The pagemaker must be a dmon-host and a web-server.
Make sure the webserver runs gen-dmon-page as a cgi-script.
Script gen-dmon-page generates a login-reference ; preferably to a secure site ; configure something like :
page_sec https://dmon.your.org/cgi-bin/gen-dmon-page
Just use http instead of https if you don't have a secure site (yet).
Make sure the webserver runs plotter.php as a php-script.

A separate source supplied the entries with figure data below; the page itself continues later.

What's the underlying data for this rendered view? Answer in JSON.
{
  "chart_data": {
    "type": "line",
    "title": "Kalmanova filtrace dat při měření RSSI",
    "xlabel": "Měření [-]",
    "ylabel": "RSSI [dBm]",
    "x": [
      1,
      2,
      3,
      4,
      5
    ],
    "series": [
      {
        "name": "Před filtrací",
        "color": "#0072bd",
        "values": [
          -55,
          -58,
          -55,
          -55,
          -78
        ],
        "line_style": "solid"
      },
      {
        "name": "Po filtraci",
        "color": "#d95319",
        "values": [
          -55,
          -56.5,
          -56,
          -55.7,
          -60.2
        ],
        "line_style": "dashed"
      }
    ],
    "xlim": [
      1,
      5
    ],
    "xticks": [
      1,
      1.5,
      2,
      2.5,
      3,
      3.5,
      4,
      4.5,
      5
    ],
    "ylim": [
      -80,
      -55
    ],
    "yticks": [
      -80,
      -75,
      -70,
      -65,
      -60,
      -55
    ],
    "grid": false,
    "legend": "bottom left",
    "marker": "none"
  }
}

Script gen-dmon-page generates references to the plotter as /plotter.php
.
Configure option plot_url
to change that.
The plotter uses package jpgraph ; install the package and make sure the plotter can do :
require_once ( 'jpgraph/jpgraph.php' ) ; require_once ( 'jpgraph/jpgraph_canvas.php' ) ; require_once ( 'jpgraph/jpgraph_line.php' ) ; require_once ( 'jpgraph/jpgraph_date.php' ) ;
That is, if your plotter lives in :
/path/to/plotter.php
install jpgraph
in :
/path/to/jpgraph-<VERSION>/
and make a symlink :
% ln -s /path/to/jpgraph-<VERSION>/src/ /path/to/jpgraph/
Here are some tips for using dmon :
In general, monitoring works best if the server runs on stand-alone hardware, that doesn't use any other resources. Dmon is very light-weight, so some old box will probably work.

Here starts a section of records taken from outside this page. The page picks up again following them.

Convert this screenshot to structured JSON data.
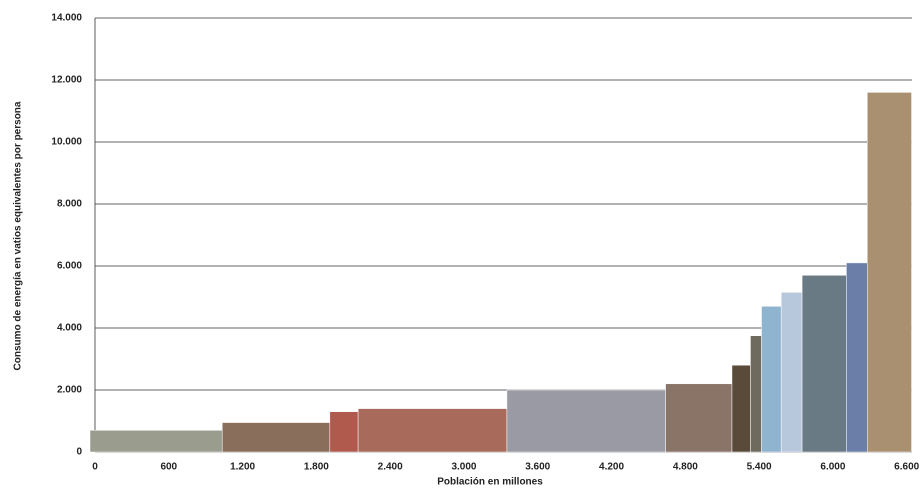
{
  "chart_data": {
    "type": "histogram",
    "xlabel": "Población en millones",
    "ylabel": "Consumo de energía en vatios equivalentes por persona",
    "bins": [
      0,
      1075,
      1950,
      2180,
      3390,
      4680,
      5220,
      5370,
      5460,
      5620,
      5790,
      6150,
      6320,
      6680
    ],
    "values": [
      700,
      950,
      1300,
      1400,
      2000,
      2200,
      2800,
      3750,
      4700,
      5150,
      5700,
      6100,
      11600
    ],
    "colors": [
      "#9a9c8e",
      "#8a6e5c",
      "#b05a4e",
      "#a86a5a",
      "#9a9aa4",
      "#8a7468",
      "#5a4a3a",
      "#6e6a5e",
      "#8fb4d0",
      "#b8c8dc",
      "#6a7a84",
      "#6a7ea8",
      "#a89070"
    ],
    "xlim": [
      0,
      6700
    ],
    "ylim": [
      0,
      14000
    ],
    "xticks": [
      0,
      600,
      {
        "value": 1200,
        "label": "1.200"
      },
      {
        "value": 1800,
        "label": "1.800"
      },
      {
        "value": 2400,
        "label": "2.400"
      },
      {
        "value": 3000,
        "label": "3.000"
      },
      {
        "value": 3600,
        "label": "3.600"
      },
      {
        "value": 4200,
        "label": "4.200"
      },
      {
        "value": 4800,
        "label": "4.800"
      },
      {
        "value": 5400,
        "label": "5.400"
      },
      {
        "value": 6000,
        "label": "6.000"
      },
      {
        "value": 6600,
        "label": "6.600"
      }
    ],
    "yticks": [
      0,
      {
        "value": 2000,
        "label": "2.000"
      },
      {
        "value": 4000,
        "label": "4.000"
      },
      {
        "value": 6000,
        "label": "6.000"
      },
      {
        "value": 8000,
        "label": "8.000"
      },
      {
        "value": 10000,
        "label": "10.000"
      },
      {
        "value": 12000,
        "label": "12.000"
      },
      {
        "value": 14000,
        "label": "14.000"
      }
    ],
    "grid": true
  }
}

Dress up the server as a web-server and run the pagemaker (gen-dmon-page and plotter.php) on the server ; this is a little more efficient.
To make installing dmon on clients easier, dress up the server as a rsync-server ; then :
Create a module [dmon]
containing the downloaded dmon distro.
In module [dmon]
copy the Makefile
that comes with dmon,
to file makefile
:
cp Makefile makefile
Tweak the makefile
to meet your local needs.
Note : for make
, the makefile
takes precedence over Makefile
.
On a client, rsync dmon from the rsync server :
% mkdir -p /local/dmon/ % rsync -avz dmon.your.org::dmon/ /local/dmon/
Then, on the client you can run a make
:
% cd /local/dmon/ # repeat until all perl-modules are installed : % ./dmon -t -v % make install # start dmon % /etc/init.d/dmon start # fix iptables ; allow tcp connections from dmon.your.org:22008
HUP : dmon reloads ; dmon re-reads the config ; re-inits client and server USR1 : dmon re-execs ; dmon stops with END { exec $PROGRAM_NAME, @ARGV }
/etc/dmon/conf dmon-configuration /etc/init.d/dmon dmon start/stop script /var/dmon/data.lite database for item-history data /var/dmon/probes dmon probes ; installed by dmon on startup /var/lock/subsys/dmon touched on dmon-startup ; removed on stop /var/log/dmon logfiles /var/run/dmon/dmon.lck lock-file /var/run/dmon/dmon.pid pid-file /var/run/dmon/dmon.stp dmon stop-secret ; for client STOP-command
/etc/dmon/work work-configuration /var/dmon/works per/client work-files /var/dmon/works.tmp staging directory for /var/dmon/works
/var/dmon/cgi-data database for gen-dmon-page ; login/out-log /var/dmon/cgi-secret secret for cookie-verification ; should be 0600
mk-dmon-work, gen-dmon-page, users-dmon
You may distribute under the terms of either the GNU General Public License or the Artistic License, as specified in the Perl 5.10.0 README file.